Eine Meinung, die im Süden von Texas viele Kommunalpolitiker unterschreiben. Jim Darling, Bürgermeister der 240 Kilometer entfernt gelegenen Stadt McAllen, sagt, dass Trumps Mauerplan „beim Durchschnittswähler in Michigan und Wisconsin gewiss als große Idee verfängt – aber sie sollten mal die Menschen hier an der Grenze fragen“.

Dabei hatte Ray Garner schon gehofft, das Thema sei abgehakt. 2015, in der Frühphase des Wahlkampfes, in der Donald Trump Mexiko bezichtigte, Vergewaltiger, tonnenweise Drogen und Zigtausende Illegale nach Amerika zu lassen, hat sich der Polizeichef von Laredo vor einer Kundgebung als Fremdenführer für den Milliardär aus New York betätigt. „Wir sind zum Fluss gefahren, damit er es selber sieht – die Mauer macht hier gar keinen Sinn.“ Garner weiß, wovon er spricht: Schließlich wurde er 1950 in Berlin geboren, jener Stadt, die 28 Jahre lang unter einer Mauer litt. „Wir brauchen in Laredo nuancierte Lösungen“, so der Polizeichef.

Was das heißt, wird jedem klar, der mit Bürgermeister Pete Saenz einmal auf der Terrasse der Grenzschutzbehörde in Laredo gestanden hat. Von dort kann man mit bloßem Auge das hektische Treiben auf den vier großen Brücken verfolgen, die hier zwei Welten gewinnbringend miteinander verbinden. Rund 17.000 Fußgänger, 25.000 Autos, 18.000 Zugwaggons und 14.000 Lastwagen pendeln hier täglich über die Grenze.

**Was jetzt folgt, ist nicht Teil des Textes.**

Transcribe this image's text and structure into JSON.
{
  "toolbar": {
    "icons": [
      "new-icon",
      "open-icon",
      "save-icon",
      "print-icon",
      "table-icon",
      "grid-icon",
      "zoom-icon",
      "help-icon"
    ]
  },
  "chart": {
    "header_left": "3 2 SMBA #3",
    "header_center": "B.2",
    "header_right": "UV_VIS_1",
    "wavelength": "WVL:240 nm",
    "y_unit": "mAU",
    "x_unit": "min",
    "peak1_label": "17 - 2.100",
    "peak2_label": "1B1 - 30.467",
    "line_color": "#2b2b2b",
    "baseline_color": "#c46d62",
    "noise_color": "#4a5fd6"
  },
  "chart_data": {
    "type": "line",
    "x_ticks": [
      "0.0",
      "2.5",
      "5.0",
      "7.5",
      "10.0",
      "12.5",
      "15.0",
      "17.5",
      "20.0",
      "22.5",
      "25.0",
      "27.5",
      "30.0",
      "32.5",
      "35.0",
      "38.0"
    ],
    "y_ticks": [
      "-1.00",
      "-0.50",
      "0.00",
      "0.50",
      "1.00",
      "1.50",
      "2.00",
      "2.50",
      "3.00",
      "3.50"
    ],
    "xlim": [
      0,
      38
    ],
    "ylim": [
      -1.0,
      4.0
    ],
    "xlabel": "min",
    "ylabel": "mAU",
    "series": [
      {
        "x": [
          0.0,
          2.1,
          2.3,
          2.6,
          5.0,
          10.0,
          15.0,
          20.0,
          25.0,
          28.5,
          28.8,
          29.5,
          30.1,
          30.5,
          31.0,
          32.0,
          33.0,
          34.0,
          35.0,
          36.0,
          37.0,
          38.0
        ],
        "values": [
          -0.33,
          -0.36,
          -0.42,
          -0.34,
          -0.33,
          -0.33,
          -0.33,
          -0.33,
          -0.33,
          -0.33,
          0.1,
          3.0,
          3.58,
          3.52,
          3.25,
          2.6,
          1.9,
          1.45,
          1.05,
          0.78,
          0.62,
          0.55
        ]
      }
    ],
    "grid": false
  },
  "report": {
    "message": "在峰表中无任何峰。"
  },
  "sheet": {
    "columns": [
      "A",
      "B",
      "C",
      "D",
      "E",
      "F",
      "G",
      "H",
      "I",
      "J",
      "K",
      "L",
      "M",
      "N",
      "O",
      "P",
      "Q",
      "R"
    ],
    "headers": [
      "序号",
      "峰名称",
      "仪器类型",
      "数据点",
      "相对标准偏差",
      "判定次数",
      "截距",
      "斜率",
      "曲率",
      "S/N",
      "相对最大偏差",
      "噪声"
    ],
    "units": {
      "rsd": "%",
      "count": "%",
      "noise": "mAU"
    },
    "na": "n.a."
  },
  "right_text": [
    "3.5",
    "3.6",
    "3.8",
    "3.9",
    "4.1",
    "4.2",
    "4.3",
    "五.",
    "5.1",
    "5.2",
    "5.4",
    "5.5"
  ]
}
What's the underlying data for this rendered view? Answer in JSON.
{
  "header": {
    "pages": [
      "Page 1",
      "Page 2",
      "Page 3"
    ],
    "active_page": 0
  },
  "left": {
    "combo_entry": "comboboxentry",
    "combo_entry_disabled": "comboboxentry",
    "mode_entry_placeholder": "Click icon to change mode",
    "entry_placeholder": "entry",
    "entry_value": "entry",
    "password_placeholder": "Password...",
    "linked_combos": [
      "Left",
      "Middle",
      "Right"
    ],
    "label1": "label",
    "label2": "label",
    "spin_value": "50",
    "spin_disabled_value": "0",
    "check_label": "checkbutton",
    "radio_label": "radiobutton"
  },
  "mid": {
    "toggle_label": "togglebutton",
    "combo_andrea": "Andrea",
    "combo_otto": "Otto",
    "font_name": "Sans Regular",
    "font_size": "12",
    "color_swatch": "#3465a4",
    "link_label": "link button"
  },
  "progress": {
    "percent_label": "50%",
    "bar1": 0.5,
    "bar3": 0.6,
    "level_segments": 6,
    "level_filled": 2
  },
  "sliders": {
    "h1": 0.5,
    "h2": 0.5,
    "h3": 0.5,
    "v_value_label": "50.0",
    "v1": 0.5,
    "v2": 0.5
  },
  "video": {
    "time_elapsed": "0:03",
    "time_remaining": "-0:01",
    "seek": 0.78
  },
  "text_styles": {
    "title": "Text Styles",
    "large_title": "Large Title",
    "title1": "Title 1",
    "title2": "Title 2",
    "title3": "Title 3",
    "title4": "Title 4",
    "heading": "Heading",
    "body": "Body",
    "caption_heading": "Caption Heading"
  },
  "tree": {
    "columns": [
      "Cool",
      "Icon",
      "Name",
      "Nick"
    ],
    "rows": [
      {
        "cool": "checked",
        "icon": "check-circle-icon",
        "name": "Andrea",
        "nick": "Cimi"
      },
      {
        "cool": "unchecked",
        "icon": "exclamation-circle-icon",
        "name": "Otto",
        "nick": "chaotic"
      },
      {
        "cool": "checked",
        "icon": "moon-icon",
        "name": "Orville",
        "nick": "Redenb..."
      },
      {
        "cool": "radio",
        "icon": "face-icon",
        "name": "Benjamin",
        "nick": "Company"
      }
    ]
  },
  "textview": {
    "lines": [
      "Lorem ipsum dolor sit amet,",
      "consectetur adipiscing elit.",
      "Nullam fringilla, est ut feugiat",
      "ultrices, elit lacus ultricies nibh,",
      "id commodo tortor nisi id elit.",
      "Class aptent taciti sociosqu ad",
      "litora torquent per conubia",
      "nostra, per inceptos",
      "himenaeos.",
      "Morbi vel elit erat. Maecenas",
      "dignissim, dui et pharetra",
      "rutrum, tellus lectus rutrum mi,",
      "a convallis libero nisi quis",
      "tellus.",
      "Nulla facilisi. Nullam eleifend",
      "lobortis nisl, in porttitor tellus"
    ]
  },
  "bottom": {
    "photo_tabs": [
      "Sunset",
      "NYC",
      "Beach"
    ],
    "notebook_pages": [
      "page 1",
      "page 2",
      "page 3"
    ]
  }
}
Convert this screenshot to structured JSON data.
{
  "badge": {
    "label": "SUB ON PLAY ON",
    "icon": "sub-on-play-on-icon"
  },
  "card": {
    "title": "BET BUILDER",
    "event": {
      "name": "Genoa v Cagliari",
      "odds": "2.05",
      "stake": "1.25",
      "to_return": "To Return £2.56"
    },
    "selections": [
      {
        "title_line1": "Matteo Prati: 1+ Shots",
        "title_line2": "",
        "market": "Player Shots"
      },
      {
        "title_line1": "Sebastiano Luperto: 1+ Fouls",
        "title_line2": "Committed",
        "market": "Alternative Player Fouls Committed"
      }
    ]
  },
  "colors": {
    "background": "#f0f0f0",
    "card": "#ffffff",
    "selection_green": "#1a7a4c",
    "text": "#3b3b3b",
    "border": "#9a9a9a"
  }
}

Mit 200 Milliarden Dollar Güterumschlag pro Jahr ist Laredo der größte Binnenhafen Amerikas. Züge und Lastwagen haben jeweils eigene Brücken. Eine davon heißt „World Trade Bridge“.

"Der Fluss teilt uns nicht"

Die Arbeitslosenquote liegt unter fünf Prozent. Durch die Grenzgebühren fließen jedes Jahr 60 Millionen Dollar in die Stadtkasse. Geld, das Saenz investiert, um neue Attraktivität zu erzeugen. Unmittelbar am Rio Grande ist soeben ein Outlet-Einkaufszentrum entstanden. Es soll weit bis ins mexikanische Monterrey Kaufkraft anlocken. „Der Fluss teilt uns nicht“, sagt der Bürgermeister, „er bringt uns zusammen.“

Stimmt das? Eine Autofahrt mit Edgar Parra „nach drüben“ gibt Aufschluss. Der 45-Jährige Doppelstaatler ist der Verbindungsbeamte zwischen Laredo und dem mit 600 000 Einwohnern doppelt so großen Nuevo Laredo. Dort pulsiert das Leben zwischen Garküchen auf der Straße und Mariachi-Kapellen einige Grad heißer als bei den „Brüdern und Schwestern auf amerikanischer Seite“.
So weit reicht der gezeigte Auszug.